Le surréalisme en Afrique du Nord et Asie de l’Ouest
Le surréalisme en Afrique du Nord et Asie de l’Ouest
« Limites non-frontières du surréalisme […] le surréalisme tend à unifier aujourd’hui sur son nom les aspirations des écrivains et des artistes novateurs de tous les pays. »
(André Breton, 1937)
Qu’a été le surréalisme ? Quand et où s’est-il déployé ? De telles questions semblent dépassées si l’on s’intéresse à Paris, Londres ou New-York, lieux pour lesquels nous disposons d’une recherche riche et très bien étayée sur le mouvement. En revanche, lorsqu’on tourne le regard vers d’autres régions du monde, en particulier au-delà de l’Occident, les choses paraissent bien moins évidentes et les études font largement défaut. L’exposition Art et liberté : rupture, guerre et surréalisme en Égypte (1938-1948), consacrée au groupe éponyme (jama´at al-fann wa al-hurriyyah, « Art et liberté ») au Musée national d’art moderne en 2016-2017, peut être considérée comme un tournant dans l’exploration du surréalisme dans le monde arabe. Pour la première fois, le groupe a été replacé dans son contexte historique et présenté dans l’ancien haut-lieu du surréalisme, la capitale française. Le déplacement de centre et de périphérie sous-tendu par cet événement est le prélude d’un changement de paradigme global dans lequel les courants surréalistes ayant existé hors de Paris ne sont plus regardés comme des phénomènes périphériques, mais comme des avant-gardes de rang égal. La forte dimension morale du surréalisme, ainsi que sa radicalité politique et esthétique, ont joué un rôle fondamental dans son attrait international. Sa capacité à entrer en dialogue avec le contexte local, à s’adapter ou se fondre en lui, en fait un phénomène complexe à étudier, en particulier à lumière des approches actuelles du modernisme par-delà les frontières de l’Europe et de l’Amérique du nord.

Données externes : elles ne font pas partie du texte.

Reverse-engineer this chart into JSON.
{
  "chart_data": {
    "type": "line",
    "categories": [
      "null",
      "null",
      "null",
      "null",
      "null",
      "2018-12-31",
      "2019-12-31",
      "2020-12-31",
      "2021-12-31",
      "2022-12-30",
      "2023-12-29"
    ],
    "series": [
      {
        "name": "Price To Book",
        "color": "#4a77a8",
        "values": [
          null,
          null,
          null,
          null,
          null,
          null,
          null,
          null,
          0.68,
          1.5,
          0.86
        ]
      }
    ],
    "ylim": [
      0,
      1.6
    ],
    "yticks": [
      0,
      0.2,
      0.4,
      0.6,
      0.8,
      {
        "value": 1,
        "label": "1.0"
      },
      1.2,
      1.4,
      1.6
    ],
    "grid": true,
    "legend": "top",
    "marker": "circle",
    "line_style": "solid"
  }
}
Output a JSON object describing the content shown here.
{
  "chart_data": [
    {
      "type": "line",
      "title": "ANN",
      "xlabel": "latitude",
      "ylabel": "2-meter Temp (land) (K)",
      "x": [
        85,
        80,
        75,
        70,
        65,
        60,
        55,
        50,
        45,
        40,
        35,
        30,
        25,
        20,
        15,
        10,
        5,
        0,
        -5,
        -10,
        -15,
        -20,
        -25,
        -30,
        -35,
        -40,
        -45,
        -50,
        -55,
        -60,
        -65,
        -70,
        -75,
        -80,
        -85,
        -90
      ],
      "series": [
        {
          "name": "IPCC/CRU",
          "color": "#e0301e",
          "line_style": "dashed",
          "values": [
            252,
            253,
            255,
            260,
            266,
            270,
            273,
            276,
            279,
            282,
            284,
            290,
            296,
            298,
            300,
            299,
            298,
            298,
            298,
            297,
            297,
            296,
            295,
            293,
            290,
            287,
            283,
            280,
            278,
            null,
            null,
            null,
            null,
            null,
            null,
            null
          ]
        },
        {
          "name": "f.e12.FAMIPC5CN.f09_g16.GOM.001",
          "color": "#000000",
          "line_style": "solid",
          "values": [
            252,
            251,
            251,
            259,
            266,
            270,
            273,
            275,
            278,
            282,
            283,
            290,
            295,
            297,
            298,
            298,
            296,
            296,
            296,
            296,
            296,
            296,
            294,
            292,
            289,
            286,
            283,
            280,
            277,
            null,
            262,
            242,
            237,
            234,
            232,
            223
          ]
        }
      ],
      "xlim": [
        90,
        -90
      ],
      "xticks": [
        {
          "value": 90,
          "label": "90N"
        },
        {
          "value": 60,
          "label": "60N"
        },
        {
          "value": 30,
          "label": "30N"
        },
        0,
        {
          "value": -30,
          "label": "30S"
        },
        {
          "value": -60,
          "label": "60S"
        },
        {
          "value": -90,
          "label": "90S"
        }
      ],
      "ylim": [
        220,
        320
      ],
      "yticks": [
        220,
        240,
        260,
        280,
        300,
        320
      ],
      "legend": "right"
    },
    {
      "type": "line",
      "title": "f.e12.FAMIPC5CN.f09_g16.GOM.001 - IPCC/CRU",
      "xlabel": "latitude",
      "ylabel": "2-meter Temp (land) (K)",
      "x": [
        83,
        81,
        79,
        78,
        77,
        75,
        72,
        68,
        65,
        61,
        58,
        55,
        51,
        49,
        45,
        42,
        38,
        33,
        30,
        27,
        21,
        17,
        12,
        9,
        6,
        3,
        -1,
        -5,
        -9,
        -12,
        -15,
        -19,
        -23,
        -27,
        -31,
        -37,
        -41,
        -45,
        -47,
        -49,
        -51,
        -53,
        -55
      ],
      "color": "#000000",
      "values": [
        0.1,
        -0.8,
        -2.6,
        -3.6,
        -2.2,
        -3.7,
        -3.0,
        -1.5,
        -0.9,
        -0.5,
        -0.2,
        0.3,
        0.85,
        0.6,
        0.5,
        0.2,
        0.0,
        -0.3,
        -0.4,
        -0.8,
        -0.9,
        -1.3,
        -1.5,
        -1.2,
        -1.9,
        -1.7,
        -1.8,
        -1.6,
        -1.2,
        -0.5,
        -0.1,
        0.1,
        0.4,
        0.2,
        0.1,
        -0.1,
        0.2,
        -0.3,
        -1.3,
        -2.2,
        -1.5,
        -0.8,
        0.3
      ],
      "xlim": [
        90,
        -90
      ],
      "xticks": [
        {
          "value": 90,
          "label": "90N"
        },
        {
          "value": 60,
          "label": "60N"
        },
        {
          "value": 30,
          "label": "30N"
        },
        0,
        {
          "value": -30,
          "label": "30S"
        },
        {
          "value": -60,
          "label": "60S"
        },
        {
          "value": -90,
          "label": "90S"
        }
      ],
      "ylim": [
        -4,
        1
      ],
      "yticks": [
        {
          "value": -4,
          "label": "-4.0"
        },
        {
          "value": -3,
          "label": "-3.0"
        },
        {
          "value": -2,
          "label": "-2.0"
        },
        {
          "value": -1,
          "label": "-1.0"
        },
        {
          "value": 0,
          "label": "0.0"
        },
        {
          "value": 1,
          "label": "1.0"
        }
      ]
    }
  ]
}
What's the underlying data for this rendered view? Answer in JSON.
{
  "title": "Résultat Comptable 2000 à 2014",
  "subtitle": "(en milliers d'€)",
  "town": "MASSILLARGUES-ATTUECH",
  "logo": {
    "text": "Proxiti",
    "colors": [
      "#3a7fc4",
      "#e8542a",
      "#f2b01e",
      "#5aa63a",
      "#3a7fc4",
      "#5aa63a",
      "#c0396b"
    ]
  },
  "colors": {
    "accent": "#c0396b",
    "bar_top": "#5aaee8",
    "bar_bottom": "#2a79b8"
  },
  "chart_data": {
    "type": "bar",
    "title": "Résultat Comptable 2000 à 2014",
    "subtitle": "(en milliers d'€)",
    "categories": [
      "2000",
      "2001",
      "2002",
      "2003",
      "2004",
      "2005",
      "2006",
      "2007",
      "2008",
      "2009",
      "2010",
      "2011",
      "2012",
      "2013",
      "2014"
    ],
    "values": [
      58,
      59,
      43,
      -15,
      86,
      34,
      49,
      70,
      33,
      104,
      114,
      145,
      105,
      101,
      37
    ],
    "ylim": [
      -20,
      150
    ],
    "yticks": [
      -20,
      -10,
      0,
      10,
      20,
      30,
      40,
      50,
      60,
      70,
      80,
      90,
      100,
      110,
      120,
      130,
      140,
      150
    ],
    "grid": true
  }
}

Initié au début de l’année 2016, le premier projet de recherche conjoint de l’Orient-Institut Beirut (OIB) et du Centre allemand d’histoire de l’art (DFK Paris) a permis d’entreprendre l’étude du surréalisme en Asie de l’Ouest et Afrique du Nord depuis les années 1930, en mettant l’accent sur les réseaux internationaux entre Paris, Beyrouth, Le Caire, Istanbul et d’autres métropoles du Maghreb à l’Iran. Si cette aire géographique avait été largement négligée par l’histoire de l’art moderne, elle suscite heureusement une attention croissante de la recherche depuis deux décennies. Un workshop commun intitulé The Avant-Garde and its Networks: Surrealism in Paris, North Africa and the Middle East since the 1930s, qui s’est tenu les 14 et 15 novembre 2016 à Beyrouth, a réuni des chercheurs et chercheuses de différents pays autour de ces questions. La conférence, à laquelle se sont joints d'autres chercheurs dans le cadre du projet, a donné lieu à la publication conjointe de l'OIB et du DFK Paris Surrealism in North Africa and Western Asia. Crossings and Encounters, publié par Ergon Verlag à Würzburg.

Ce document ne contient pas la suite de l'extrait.